Michael Sachau war schon damals ein etwas wunderlicher Herr, der nur für seine Wissenschaft lebte und für nichts anderes Sinn hatte als für „sie. Da er die Absicht hatte, sich niemals zu verheiraten, nahm er Frau von Rehling samt ihrem Sohn in seinem Haus auf. Er stellte jedoch die Bedingung, dass ihm keinerlei Störung daraus erwachse, und dass seine Lebensgewohnheiten nicht die geringste Änderung zu erfahren brauchten.

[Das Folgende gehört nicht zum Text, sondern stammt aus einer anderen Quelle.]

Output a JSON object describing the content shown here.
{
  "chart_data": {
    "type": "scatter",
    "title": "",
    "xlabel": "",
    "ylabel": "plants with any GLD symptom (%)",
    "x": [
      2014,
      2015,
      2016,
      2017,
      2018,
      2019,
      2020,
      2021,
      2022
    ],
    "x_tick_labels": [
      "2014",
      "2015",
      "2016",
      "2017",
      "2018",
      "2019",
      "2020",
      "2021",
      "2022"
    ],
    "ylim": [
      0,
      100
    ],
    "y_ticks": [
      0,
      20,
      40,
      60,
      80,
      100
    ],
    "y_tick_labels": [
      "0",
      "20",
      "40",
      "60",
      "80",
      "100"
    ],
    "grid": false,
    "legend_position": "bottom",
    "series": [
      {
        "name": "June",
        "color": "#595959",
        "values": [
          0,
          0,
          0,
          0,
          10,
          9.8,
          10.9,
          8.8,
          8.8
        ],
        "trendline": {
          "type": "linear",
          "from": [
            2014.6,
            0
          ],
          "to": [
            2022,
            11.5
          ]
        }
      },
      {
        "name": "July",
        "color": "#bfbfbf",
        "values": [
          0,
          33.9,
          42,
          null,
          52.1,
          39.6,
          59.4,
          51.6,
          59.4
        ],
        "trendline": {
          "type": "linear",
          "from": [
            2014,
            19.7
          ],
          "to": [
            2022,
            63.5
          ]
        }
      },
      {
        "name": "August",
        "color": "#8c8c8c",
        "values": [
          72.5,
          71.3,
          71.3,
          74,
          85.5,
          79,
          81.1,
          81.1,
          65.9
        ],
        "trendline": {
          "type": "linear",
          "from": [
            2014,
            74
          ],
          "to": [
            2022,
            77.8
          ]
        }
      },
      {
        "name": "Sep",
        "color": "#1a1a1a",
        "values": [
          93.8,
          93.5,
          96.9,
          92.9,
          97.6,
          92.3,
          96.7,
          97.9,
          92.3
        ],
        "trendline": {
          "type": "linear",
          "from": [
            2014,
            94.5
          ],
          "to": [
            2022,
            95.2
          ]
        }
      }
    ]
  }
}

Anna von Rehling versprach es und hielt ihr Versprechen. Sie war klug und berechnend und fügte sich scheinbar seinen Launen, um ihn so besser beherrschen zu können. Als sie damals in das graue, stille Haus zog, geschah es mit der festen Absicht, den reichen Vetter in ihre Netze zu ziehen. Sie war eine ansehnliche Frau, und es erschien ihr ein leichtes, sich bald zur Herrin dieses Hauses aufzuschwingen. Und sie scheute keinerlei List und zeigte Sanftmut und Milde.

An Michael Sachaus Ehescheu, die etwas Krankhaftes hatte, wie alle seine Schrullen, scheiterte ihr fein ausgeklügelter Plan. Sie musste bald einsehen, dass er nicht zu einer Ehe zu bewegen war.

Nun setzte sie ihre Hoffnungen darauf, dass ihr Sohn Gregor eines Tages Michaels Erbe sein würde.